Uma análise sobre a PEC que institui um teto para os gastos públicos, que segue a desvinculação das receitas da união.
O artigo “Teto de despesas teria tirado R$ 1,8 trilhão do Orçamento desde 2007”, publicado pelo jornal Valor Econômico semana passada, repercute uma simulação da aplicação da proposta de emenda à constituição (PEC) que institui um teto para gastos públicos. Trata-se de um conteúdo para reforçar a defesa editorial do órgão, que representa setores altamente articulados da oligarquia brasileira.
A matéria de Cristian Klein baseia-se em um estudo da Diretoria de Análise de Políticas Públicas, da Fundação Getúlio Vargas. Segundo o levantamento, caso a medida proposta por Michel Temer e sua equipe econômica fosse aplicada a partir de 2007 até 2015, seriam necessários cortes na casa de R$ 1,82 trilhão.
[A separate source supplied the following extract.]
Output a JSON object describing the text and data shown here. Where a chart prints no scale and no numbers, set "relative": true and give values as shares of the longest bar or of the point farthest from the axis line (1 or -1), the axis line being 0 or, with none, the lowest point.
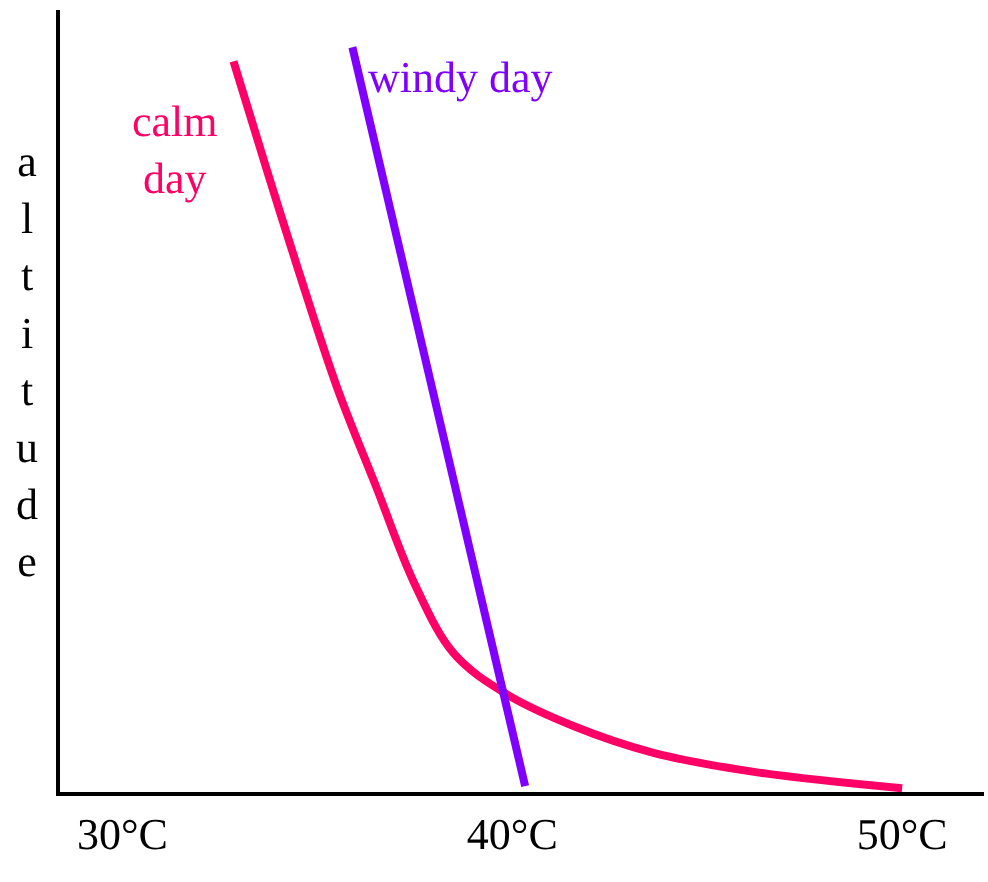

Esse intervalo de tempo de nove anos é o mesmo proposto no projeto enviado em 16 de junho ao Congresso Nacional, podendo ser validado por até 20 anos.
Essa projeção torna gráfica a acusação desferida pelos veículos de comunicação burgueses do Brasil sobre a disparada de gastos públicos nas gestões petistas. Para seus acusadores, uma versão da PEC em tramitação deveria ter sido aprovada já na década passada. Contudo, os últimos alçados ao Palácio do Planalto pelo voto foram Luiz Inácio Lula da Silva e Dilma Rousseff.
Ambos concebiam a possibilidade de todos ganharem estimulando o capitalismo. Desde 2002, geriram a máquina do estado alegando vocação para reformas sociais. Entretanto, essa concepção entrou em choque com a realidade, marcada por uma crise geral do regime capitalista. Os aumentos dos gastos públicos representaram uma continuação das condições de miserabilidade às quais a sociedade brasileira estava submetida.
Os programas sociais respondiam às pressões vindas da classe trabalhadora e da juventude, base eleitoral do Partido dos Trabalhadores, assim como de seus aparatos sindicais e nos movimentos. Contudo, apresentadas como reformas, as ações sempre submetiam os anseios populares aos negócios capitalistas. Mesmo com um crescimento considerável, os gastos aprofundavam as condições sociais de opressão e exploração.
Agora, imaginemos um Brasil onde, desde 2007, a despesa pública não pudesse crescer acima da inflação do ano anterior. Se há reclamações sobre os péssimos serviços públicos, se há uma angústia diante da falta de perspectivas, se mobilizações estudantis crescem, se greves aumentam em duração e qualidade, um Brasil que tivesse passado pela “grecialização” teria hoje sua população pauperizada e níveis de vida muito inferiores aos identificados.
A PEC do teto dos gastos públicos aumenta o ritmo do descontentamento das classes trabalhadoras e da pequena burguesia. Contudo, como podemos depreender das experiências recentes de outros países, uma medida como essa nunca para por aí. Os agentes econômicos do capitalismo querem reduzir o custo do trabalho no Brasil, com arrocho salarial das massas proletárias – tanto direto como indireto, representado pelos serviços públicos -, e fazê-las acostumarem-se a viver com menos, e em piores condições.
A crítica burguesa aos orçamentos dos governos Lula e Dilma, neste momento, vem acompanhada das esperanças em um teto de gastos públicos e na desvinculação das receitas da união. Seus propagadores partem do pressuposto comum de alcançar superávit primário para barrar a evolução da dívida pública brasileira.
No final do ano passado, o valor bruto dessa dívida chegou a R$ 3,927 trilhões, ou 66,2% do Produto Interno Bruto (PIB). A ONG Auditoria Cidadã da Dívida revelou gastos com essa dívida em 2015 de R$ 962,210 bilhões pelo governo de Dilma, equivalente a 42% do gasto federal. Nesse mesmo período, o despendido com educação e saúde não passou da média de 4% cada. Em valores brutos, somente os gastos com a dívida pública não sofreram cortes no orçamento.
A súplica pela aplicação da PEC do teto para os gastos públicos e a palavra de ordem “Volta Dilma”, que representa a continuidade da mesma lógica aplicada pelos governos petistas, pressupõem inevitável a submissão aos mecanismos da dívida pública do Brasil. Esse é o centro nervoso de uma inversão de rumos para a sociedade brasileira.
Longe de ser uma mera transação monetária, esse dispositivo tem um caráter político dentro da configuração do capitalismo mundial. É graças à subordinação do país ao seu pagamento que o Brasil mantém-se como país atrasado e dominado pelas nações imperialistas. Essa condição real de nosso país produz toda a espécie de miserabilidade, barbárie, obscurantismo e condições deploráveis de existência humana que assistimos cotidianamente.